Quando se fala em distribuição de água, a situação parece ainda mais alarmante. O governo de São Paulo anunciou esta semana duas obras que prometem garantir o abastecimento: bombeamento da reserva técnica do sistema Cantareira (a “raspa do tacho” da represa) e o desvio de águas do rio Paraíba do Sul, que atende Rio de Janeiro e Minas Gerais. Essa última intervenção já causou chiadeira na equipe do governador Sérgio Cabral.

A questão de fundo, porém, não é a disputa política pelo recurso hídrico. Fala-se dessas obras emergenciais com uma espantosa naturalidade.

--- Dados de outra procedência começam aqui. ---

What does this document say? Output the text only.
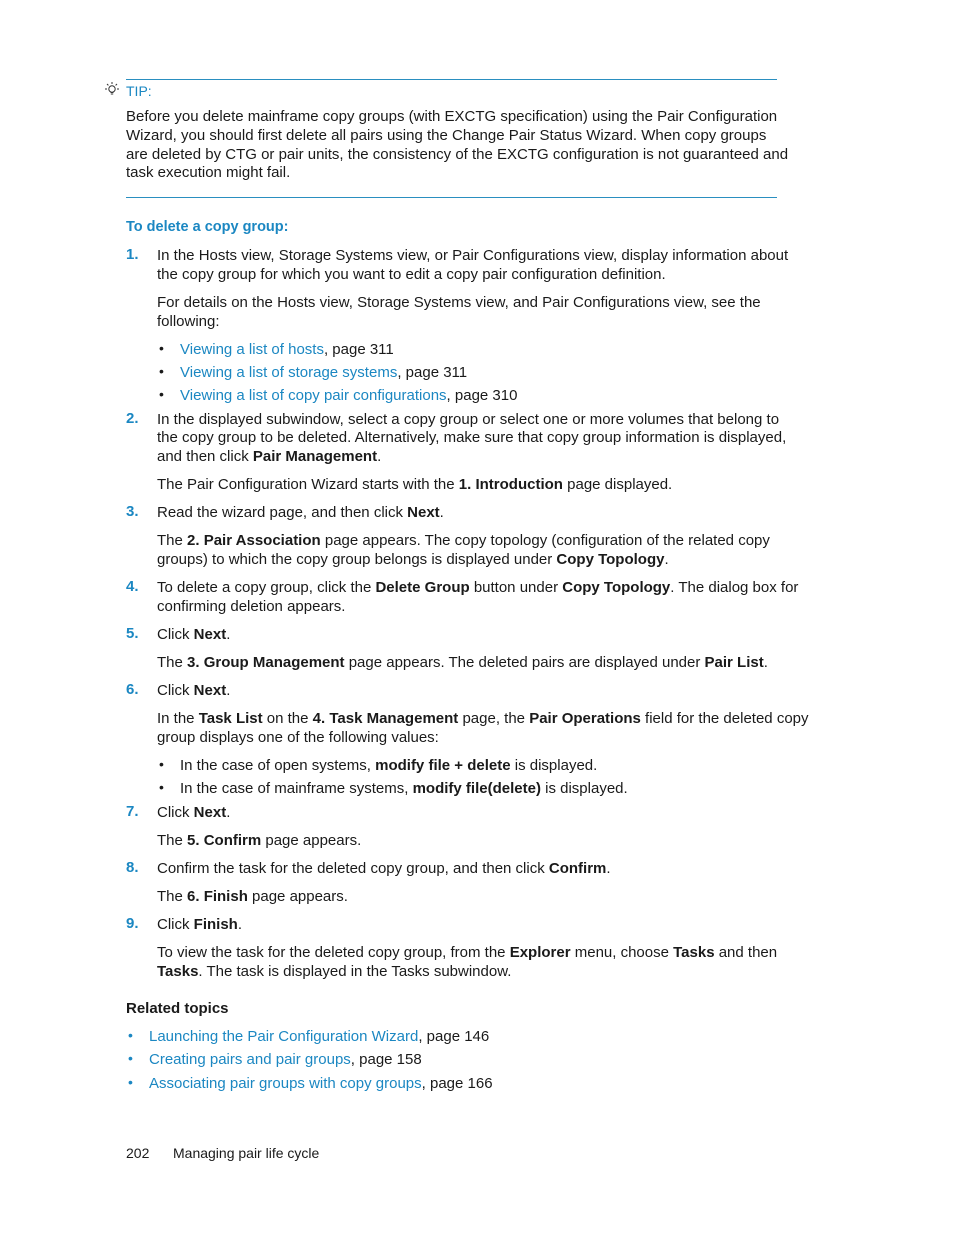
TIP:
Before you delete mainframe copy groups (with EXCTG specification) using the Pair Configuration
Wizard, you should first delete all pairs using the Change Pair Status Wizard. When copy groups
are deleted by CTG or pair units, the consistency of the EXCTG configuration is not guaranteed and
task execution might fail.
To delete a copy group:
1. In the Hosts view, Storage Systems view, or Pair Configurations view, display information about
the copy group for which you want to edit a copy pair configuration definition.
For details on the Hosts view, Storage Systems view, and Pair Configurations view, see the
following:
• Viewing a list of hosts, page 311
• Viewing a list of storage systems, page 311
• Viewing a list of copy pair configurations, page 310
2. In the displayed subwindow, select a copy group or select one or more volumes that belong to
the copy group to be deleted. Alternatively, make sure that copy group information is displayed,
and then click Pair Management.
The Pair Configuration Wizard starts with the 1. Introduction page displayed.
3. Read the wizard page, and then click Next.
The 2. Pair Association page appears. The copy topology (configuration of the related copy
groups) to which the copy group belongs is displayed under Copy Topology.
4. To delete a copy group, click the Delete Group button under Copy Topology. The dialog box for
confirming deletion appears.
5. Click Next.
The 3. Group Management page appears. The deleted pairs are displayed under Pair List.
6. Click Next.
In the Task List on the 4. Task Management page, the Pair Operations field for the deleted copy
group displays one of the following values:
• In the case of open systems, modify file + delete is displayed.
• In the case of mainframe systems, modify file(delete) is displayed.
7. Click Next.
The 5. Confirm page appears.
8. Confirm the task for the deleted copy group, and then click Confirm.
The 6. Finish page appears.
9. Click Finish.
To view the task for the deleted copy group, from the Explorer menu, choose Tasks and then
Tasks. The task is displayed in the Tasks subwindow.
Related topics
• Launching the Pair Configuration Wizard, page 146
• Creating pairs and pair groups, page 158
• Associating pair groups with copy groups, page 166
202 Managing pair life cycle
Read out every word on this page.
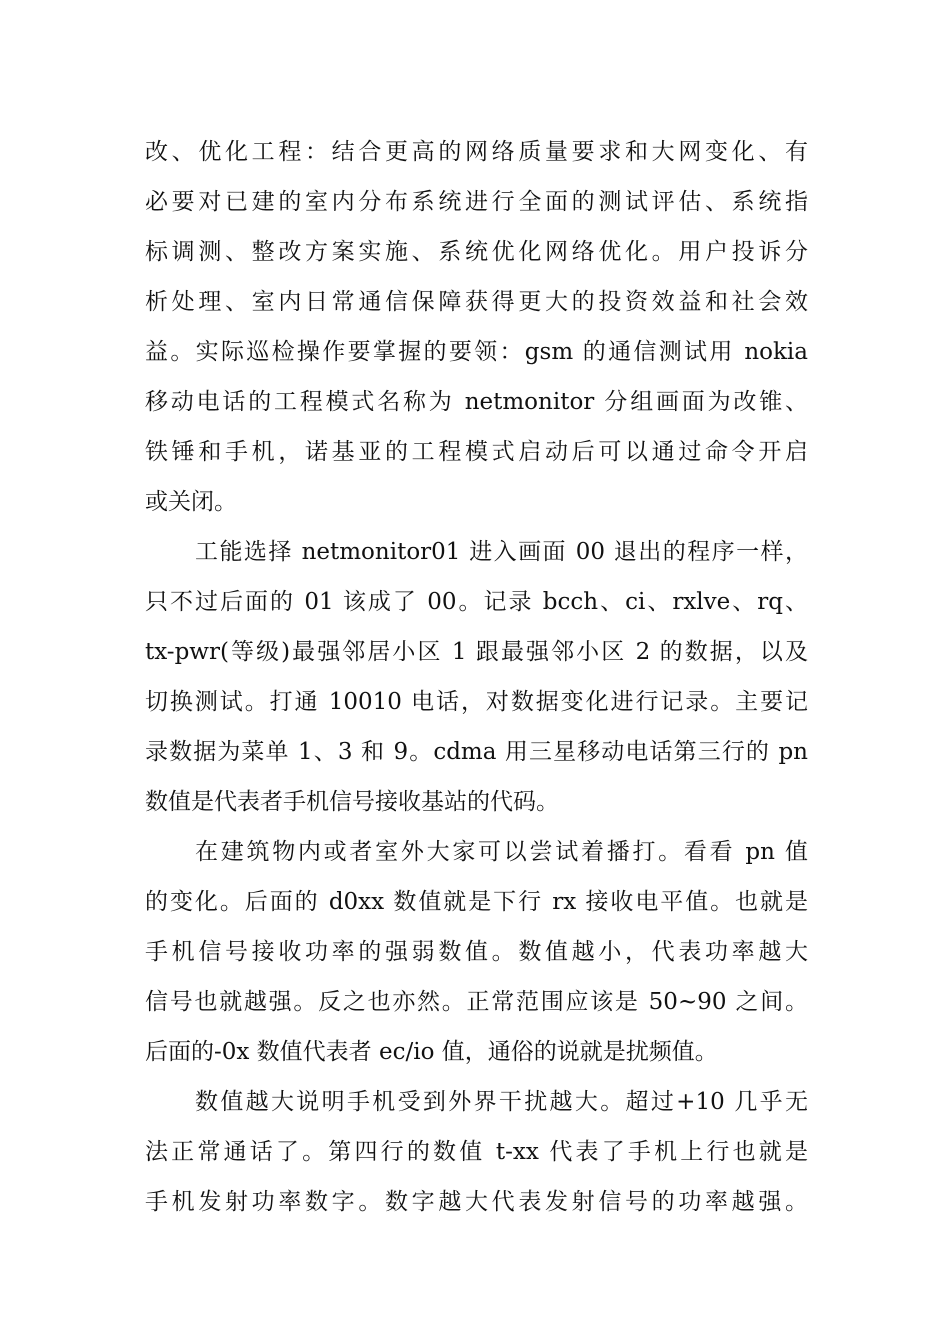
改、优化工程：结合更高的网络质量要求和大网变化、有
必要对已建的室内分布系统进行全面的测试评估、系统指
标调测、整改方案实施、系统优化网络优化。用户投诉分
析处理、室内日常通信保障获得更大的投资效益和社会效
益。实际巡检操作要掌握的要领：gsm 的通信测试用 nokia
移动电话的工程模式名称为 netmonitor 分组画面为改锥、
铁锤和手机，诺基亚的工程模式启动后可以通过命令开启
或关闭。
工能选择 netmonitor01 进入画面 00 退出的程序一样，
只不过后面的 01 该成了 00。记录 bcch、ci、rxlve、rq、
tx-pwr(等级)最强邻居小区 1 跟最强邻小区 2 的数据，以及
切换测试。打通 10010 电话，对数据变化进行记录。主要记
录数据为菜单 1、3 和 9。cdma 用三星移动电话第三行的 pn
数值是代表者手机信号接收基站的代码。
在建筑物内或者室外大家可以尝试着播打。看看 pn 值
的变化。后面的 d0xx 数值就是下行 rx 接收电平值。也就是
手机信号接收功率的强弱数值。数值越小，代表功率越大
信号也就越强。反之也亦然。正常范围应该是 50~90 之间。
后面的-0x 数值代表者 ec/io 值，通俗的说就是扰频值。
数值越大说明手机受到外界干扰越大。超过+10 几乎无
法正常通话了。第四行的数值 t-xx 代表了手机上行也就是
手机发射功率数字。数字越大代表发射信号的功率越强。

Ao que parece, as lideranças políticas de São Paulo não se atentaram para o fato de que só no próximo verão as chuvas virão num volume que encha os reservatórios do estado novamente. A parcimônia do discurso do governador Alckmin não ajuda em nada a esclarecer o cidadão sobre a real situação dos sistemas.

Em Valinhos, a gestão do DAEV deu conta de contornar a fase crítica da estiagem de verão. O alerta para o rodízio de racionamento permanece. E precisa mesmo ser assim, pois a chuva não deve vir de um modo tão intenso até o final do ano. Melhor ser honesto com a população e dizer que não há água em abundância para todos do que ficar, como Dilma e Alckmin, empolando o discurso para evitar o desgaste político em ano eleitoral.